EL-SUR

Miércoles 29 de Junio de 2022

Guerrero, México

Opinión

Hacia nuevas distracciones

Humberto Musacchio

Abril 14, 2022

 

Terminó la inútil y costosa consulta sobre revocación de mandato con resultados más o menos previsibles, pues “ganó” quien ya se sabía, entre otras razones porque hubo muchos llamados de la oposición a no sufragar, en lo que coincidieron numerosos analistas políticos, quienes entendieron que ese numerito carecía de sentido.
La legislación en torno a la consulta fue hechura del partido en el poder, que contó con apoyo de la oposición para aprobarla y de un derroche sin sentido para llevarla a la práctica, pues se supone que se trata de un mecanismo para que los inconformes con el gobierno lo pongan a prueba. Pero en esta ocasión las cosas fueron al revés.
Pese a que en las encuestas el presidente López Obrador aparece apoyado por más de 50 por ciento de la población, Morena echó mano de todos sus recursos para que el ejercicio fuera, no de revocación, sino de ratificación, pues se trataba de reforzar la creencia de que el presente gobierno es la mayor bendición que pudo caer sobre la República.
Movido por esa finalidad, el partido en el poder pasó una y otra vez sobre la legislación que hizo aprobar en 2019 y ofreció un espectáculo digno del echeverriato, movilizando a millones de ciudadanos con acarreos interminables, coacción sobre funcionarios y personal sin base laboral para que llevara gente a las urnas, torta y chesco para el ganado y dinero en enormes cantidades.
En cumplimiento de sus tareas constitucionales y legales, el Instituto Nacional Electoral hizo lo que pudo para que la consulta se realizara, pese a que Morena y sus compinches le negaron los fondos que implicaba la consulta y hubo de valerse de dineros que estaban destinados a otro fin.
Pero esos recursos no alcanzaban para realizar una votación con el número de casillas que requieren las elecciones federales y sólo pudo montar una tercera parte, lo que fue aprobado por la Suprema Corte.

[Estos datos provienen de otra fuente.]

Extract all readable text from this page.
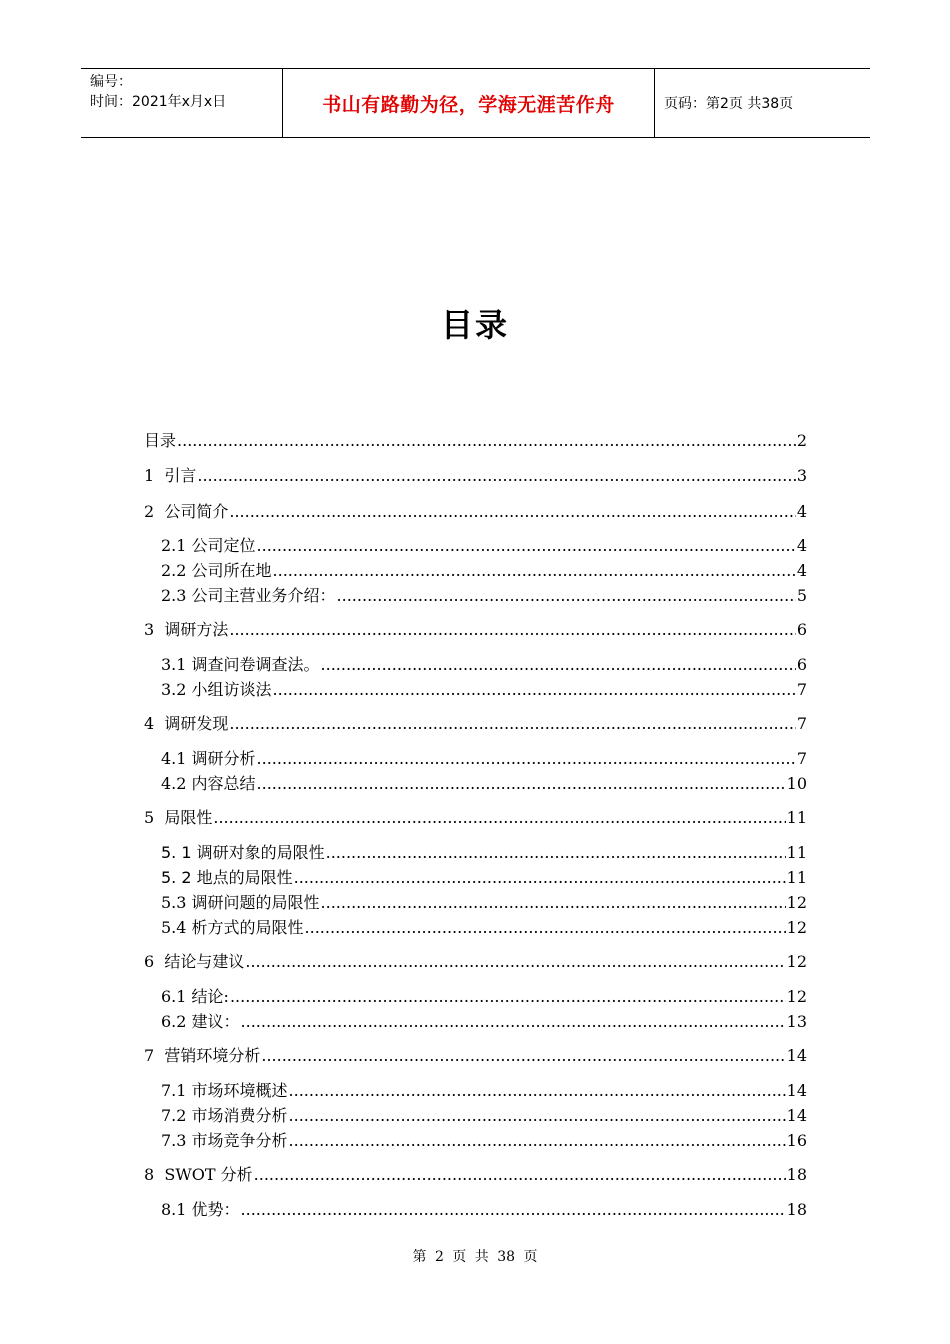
编号：
时间：2021年x月x日	书山有路勤为径，学海无涯苦作舟	页码：第2页 共38页
目录
目录 .....	2
1  引言 .....	3
2  公司简介 .....	4
2.1 公司定位 .....	4
2.2 公司所在地 .....	4
2.3 公司主营业务介绍： .....	5
3  调研方法 .....	6
3.1 调查问卷调查法。 .....	6
3.2 小组访谈法 .....	7
4  调研发现 .....	7
4.1 调研分析 .....	7
4.2 内容总结 .....	10
5  局限性 .....	11
5. 1 调研对象的局限性 .....	11
5. 2 地点的局限性 .....	11
5.3 调研问题的局限性 .....	12
5.4 析方式的局限性 .....	12
6  结论与建议 .....	12
6.1 结论: .....	12
6.2 建议： .....	13
7  营销环境分析 .....	14
7.1 市场环境概述 .....	14
7.2 市场消费分析 .....	14
7.3 市场竞争分析 .....	16
8  SWOT 分析 .....	18
8.1 优势： .....	18
第 2 页 共 38 页
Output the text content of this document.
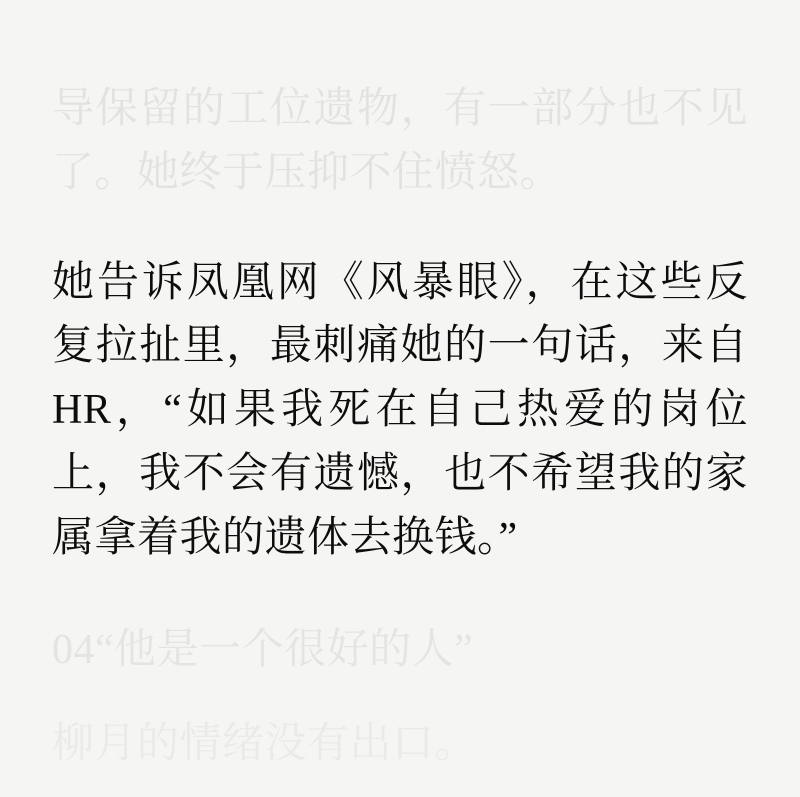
导保留的工位遗物，有一部分也不见了。她终于压抑不住愤怒。

她告诉凤凰网《风暴眼》，在这些反复拉扯里，最刺痛她的一句话，来自HR，“如果我死在自己热爱的岗位上，我不会有遗憾，也不希望我的家属拿着我的遗体去换钱。”

04“他是一个很好的人”

柳月的情绪没有出口。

Aún así, Morena quiso aprovechar el asunto en su loca campaña para destrozar el INE o apoderarse de él.
La “victoria” morenista no bastó para tranquilizar a la jauría y si la campaña contra el INE ha bajado de tono es porque hoy lo urgente, lo útil para el poder, es que se aprueben las reformas legales en materia de energía eléctrica. Es probable que el domingo Morena ya pueda contar con los votos del PRI y, de paso, con los de otros diputados de la oposición. Se dice en los pasillos de San Lázaro que con los jefes del priismo se buscarán acuerdos de alto nivel y que a los diputados del montón les arrojarán quizá cien mil pesos por cabeza. No sería algo nuevo, pues si algo caracteriza a Morena es que cada vez que resulta necesario echa mano del recetario del PRI para estos y otros casos.
Una vez que se resuelva lo referente a la reforma energética entraremos en un proceso de reforma electoral que, previsiblemente, será una nueva fase de la guerra contra el INE y ocupará la parte central de las peroratas mañaneras, pues al actual gobierno federal le urge convertir al órgano electoral en su títere.
Para que el Instituto Nacional Electoral quede subordinado por completo a los intereses de Palacio, debe echar al consejero presidente, Lorenzo Córdova, y el consejero Ciro Murayama, para lo cual, quizá, se invente un proceso amañado para destituirlos y que se pretenda incluso llevarlos a la cárcel.
La otra opción es trabajar por una reforma electoral que, como en otras ocasiones, implique la salida de los actuales consejeros o una parte de ellos. Esa es una película que ya vimos en otros años, cuando los consejeros que contaban con aprobación social fueron groseramente despedidos con la complicidad de las bancadas de oposición, ávidas de ocupar con su gente cargos tan bien pagados. ¿Y luego?
Y luego se inventarán más cosas que distraigan al respetable, pues ya se sabe que a falta de pan nada como el circo.